Frailty may be a risk marker for adverse outcome in patients with congestive heart failure.

作者信息

Yamada Sumio, Kamiya Kuniyasu, Kono Yuji

机构信息

Department of Rehabilitation Science, Nagoya University Graduate School of Medicine, Nagoya, Japan.

Program in Physical and Occupational Therapy, Nagoya University Graduate School of Medicine, Nagoya, Japan.

出版信息

ESC Heart Fail. 2015 Sep;2(3):168-170. doi: 10.1002/ehf2.12052. Epub 2015 Jul 28.

Abstract

AIMS

To examine the availability of frailty concept with objective criteria for risk stratification in patients with congestive heart failure (CHF).

METHODS AND RESULTS

Study design was secondary analysis of our CHF cohort.
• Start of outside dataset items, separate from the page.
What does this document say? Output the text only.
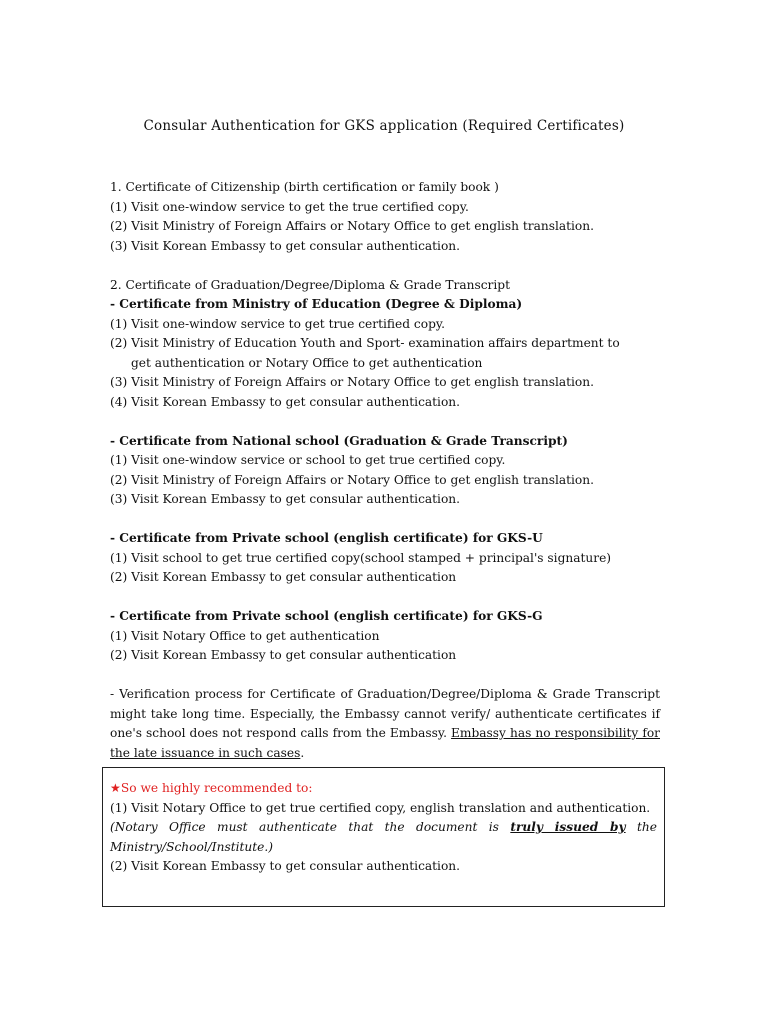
Consular Authentication for GKS application (Required Certificates)
1. Certificate of Citizenship (birth certification or family book )
(1) Visit one-window service to get the true certified copy.
(2) Visit Ministry of Foreign Affairs or Notary Office to get english translation.
(3) Visit Korean Embassy to get consular authentication.
2. Certificate of Graduation/Degree/Diploma & Grade Transcript
- Certificate from Ministry of Education (Degree & Diploma)
(1) Visit one-window service to get true certified copy.
(2) Visit Ministry of Education Youth and Sport- examination affairs department to
get authentication or Notary Office to get authentication
(3) Visit Ministry of Foreign Affairs or Notary Office to get english translation.
(4) Visit Korean Embassy to get consular authentication.
- Certificate from National school (Graduation & Grade Transcript)
(1) Visit one-window service or school to get true certified copy.
(2) Visit Ministry of Foreign Affairs or Notary Office to get english translation.
(3) Visit Korean Embassy to get consular authentication.
- Certificate from Private school (english certificate) for GKS-U
(1) Visit school to get true certified copy(school stamped + principal's signature)
(2) Visit Korean Embassy to get consular authentication
- Certificate from Private school (english certificate) for GKS-G
(1) Visit Notary Office to get authentication
(2) Visit Korean Embassy to get consular authentication
- Verification process for Certificate of Graduation/Degree/Diploma & Grade Transcript might take long time. Especially, the Embassy cannot verify/ authenticate certificates if one's school does not respond calls from the Embassy. Embassy has no responsibility for the late issuance in such cases.
★So we highly recommended to:
(1) Visit Notary Office to get true certified copy, english translation and authentication.
(Notary Office must authenticate that the document is truly issued by the Ministry/School/Institute.)
(2) Visit Korean Embassy to get consular authentication.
We selected 181 patients who completed clinical assessments and were successfully followed 2-year post discharge. To set frailty criteria, grip strength <26 kg in men and <17 kg in women (weakness) and performance measure for activities of daily living-8 ≧21 points (exhaustion) were defined for predicting 6 min walking distance <300 m (slowness) by the receiver-operating characteristics. During 2 years of follow up, subjects who met all the criteria had a 4 times greater risk of cardiac event compared with those with no frailty criteria.

CONCLUSION

The findings of present study suggest that frailty criteria may serve as a new clinical marker for management of patients with CHF.

摘要

目的

探讨虚弱概念结合客观标准用于充血性心力衰竭(CHF)患者风险分层的可行性。

方法与结果

研究设计为对我们的CHF队列进行二次分析。我们选取了181例完成临床评估且出院后成功随访2年的患者。为设定虚弱标准,通过受试者工作特征曲线,将男性握力<26千克、女性握力<17千克(虚弱)以及日常生活活动能力量表-8得分≧21分(疲惫)定义为预测6分钟步行距离<300米(迟缓)的指标。在2年的随访期间,符合所有标准的受试者发生心脏事件的风险是无虚弱标准受试者的4倍。

结论

本研究结果表明,虚弱标准可能作为CHF患者管理的一种新的临床标志物。